Joseph K., an employee in a bank. He is a man without particular qualities or abilities, a fact that makes doubly strange his “arrest” by the officer of the Court in the large city where K. lives. K.’s life is purely conventional and resembles the life of any other person of his class. Consequently, he tries in vain to discover how he has aroused the suspicion of the Court. His honesty is conventional; his sins, with Elsa the waitress, are conventional; and he has no striking or dangerous ambitions. He is a man without a face; at the most, he can only ask questions, and he receives no answers that clarify the strange world of courts and court functionaries in which he is compelled to wander.

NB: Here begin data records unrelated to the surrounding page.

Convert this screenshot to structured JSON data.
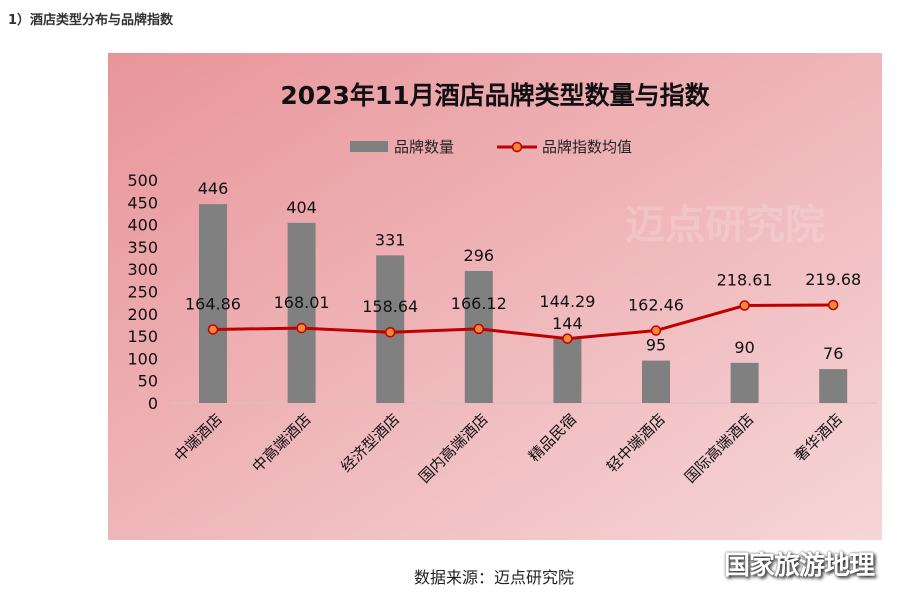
{
  "heading": "1）酒店类型分布与品牌指数",
  "source": "数据来源：迈点研究院",
  "brand_watermark": "国家旅游地理",
  "chart_watermark": "迈点研究院",
  "colors": {
    "bar": "#808080",
    "line": "#c00000",
    "marker": "#f0883a",
    "bg_start": "#e8959a",
    "bg_end": "#f6d6d8"
  },
  "chart_data": {
    "type": "bar+line",
    "title": "2023年11月酒店品牌类型数量与指数",
    "categories": [
      "中端酒店",
      "中高端酒店",
      "经济型酒店",
      "国内高端酒店",
      "精品民宿",
      "轻中端酒店",
      "国际高端酒店",
      "奢华酒店"
    ],
    "series": [
      {
        "name": "品牌数量",
        "type": "bar",
        "values": [
          446,
          404,
          331,
          296,
          144,
          95,
          90,
          76
        ],
        "labels": [
          "446",
          "404",
          "331",
          "296",
          "144",
          "95",
          "90",
          "76"
        ]
      },
      {
        "name": "品牌指数均值",
        "type": "line",
        "values": [
          164.86,
          168.01,
          158.64,
          166.12,
          144.29,
          162.46,
          218.61,
          219.68
        ],
        "labels": [
          "164.86",
          "168.01",
          "158.64",
          "166.12",
          "144.29",
          "162.46",
          "218.61",
          "219.68"
        ]
      }
    ],
    "ylim": [
      0,
      500
    ],
    "yticks": [
      "0",
      "50",
      "100",
      "150",
      "200",
      "250",
      "300",
      "350",
      "400",
      "450",
      "500"
    ],
    "legend": "top",
    "grid": false
  }
}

Frau Grubach, K.’s landlady. She has a high opinion of K. and is deeply shocked by his arrest. She can do nothing to help him.
Fräulein Bürstner, a respectable young woman who also lives in Frau Grubach’s house. She avoids any close entanglement with K.
The Assistant Manager
The Assistant Manager, K.’s superior at the bank. He invites K. to social occasions that K. cannot attend because of his troubles with the Court. He is also eager to invade K.’s proper area of authority.
The Examining Magistrate
The Examining Magistrate, the official who opens the formal investigation of K.’s offense. He conducts an unruly, arbitrary, and unsympathetic hearing.